31 December 2020

NIMBYism and the Women's Rescue Home

This house at 271 C Street SLC once served as a Rescue Home for Women

This house in the Avenues also served as the Women’s Rescue Home for “fallen women” (refer to previous post).

In April 1898 the Rescue Home rented this house at 271 C Street SLC. Within the next 10 months the Rescue Home had 20 applicants, 5 births, 1 death, 1 marriage, 7 women placed in suitable outside homes, and 2 children were taken to the orphanage.

Neighbors on C Street did not take kindly to the Rescue Home and a petition circulated to have the home removed and for the SLC Council stop financial support. Thomas A. Horne and his wife Mary, who lived just north at 277 C street, were the primary objectors to the Rescue Home.

In Sept 1899, the petition was formally presented to the SLC Council. Among the complaints, “the women are boisterous, they make noise a great deal of the time and they sing indecent songs. They contaminate the children.” And “There are boys and girls of all ages about here. When they see these women they very naturally learn the reason of their being in the home and it thus makes it evident to them a condition which they are altogether too young to have knowledge of.”

Not wishing to antagonize the neighbors on C Street, the Rescue Home soon signed a 3 month lease on a larger house at 54 S 1200 East (still standing) from Judge Loofbourow and announced its intent to relocate. The residents of that neighborhood soon made vigorous objections and Judge Loofbourow, without notifying the Rescue Home first, cancelled the lease not wishing to antagonize his former neighbors.

In Nov 1899 the Rescue Home found another house in Perkins Addition neighborhood (~1700 S 1000 E) and paid 4 months rent in advance. Opposition was again boisterous, led by #UofU Professor Byron Cummings (Football Coach & Archaeologist) who objects because there were children in the neighborhood. The Rescue Home was given 3 months to vacate.

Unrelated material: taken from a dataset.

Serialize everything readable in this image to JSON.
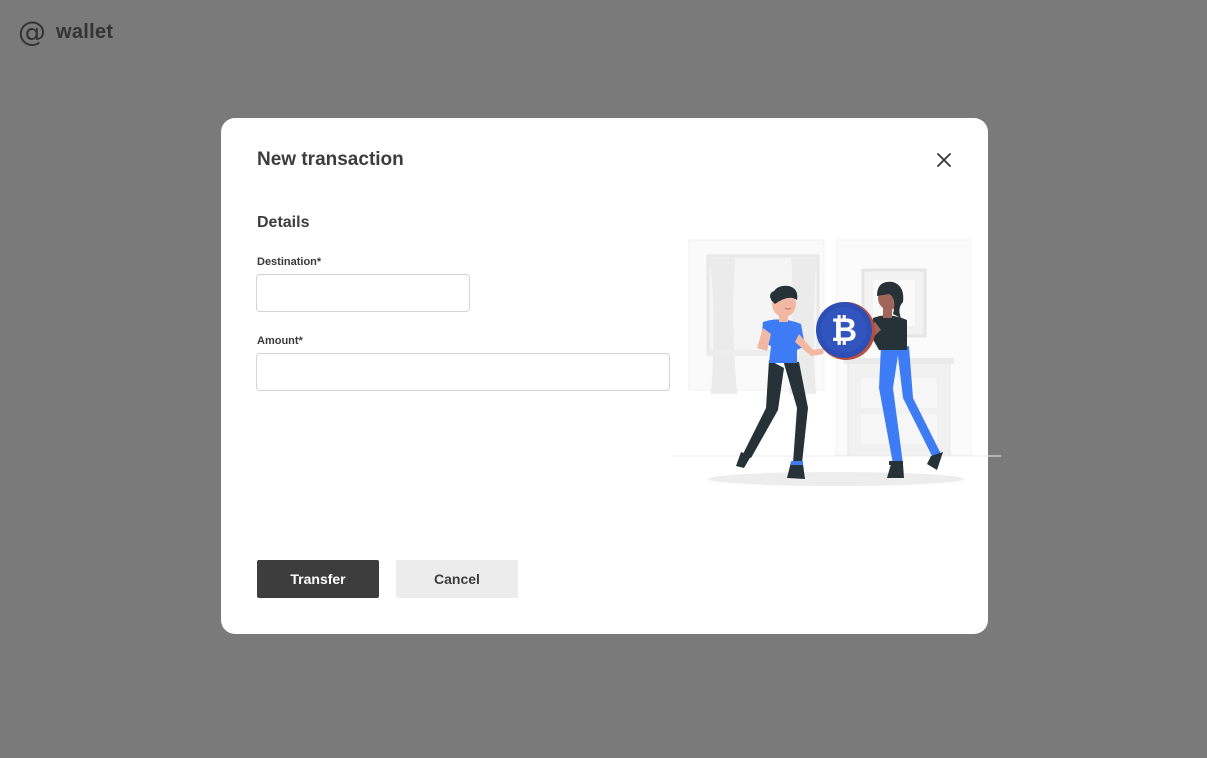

Frustrated, that the “respectable communities” protested the Rescue Home, they looked for a new location in the “slums” of Commercial Street (now Regent St) but they could not find a suitable location, likely due to the high rents that the brothels and other businesses could pay.

After months of looking for a new location, the Rescue Home’s Board of Directors decided that to continue the work would be useless and the entire board resigned in Feb 1900.

A new board was established who vowed to continue the work and even secured additional locations. University of Utah Art Professor Edwin Evans lead the protest against the 1458 S 1300 East location in March 1900.

Even after the Rescue Home closed itself to prostitutes and only allowed “reformable women who had errored” the neighbors protested so vigorously that the location at 51 S 800 East was abandoned by Jan 1902.

By Jan 1902 the whole organization was turned over to the Salvation Army who operated similar homes throughout the country with much success…. except in SLC.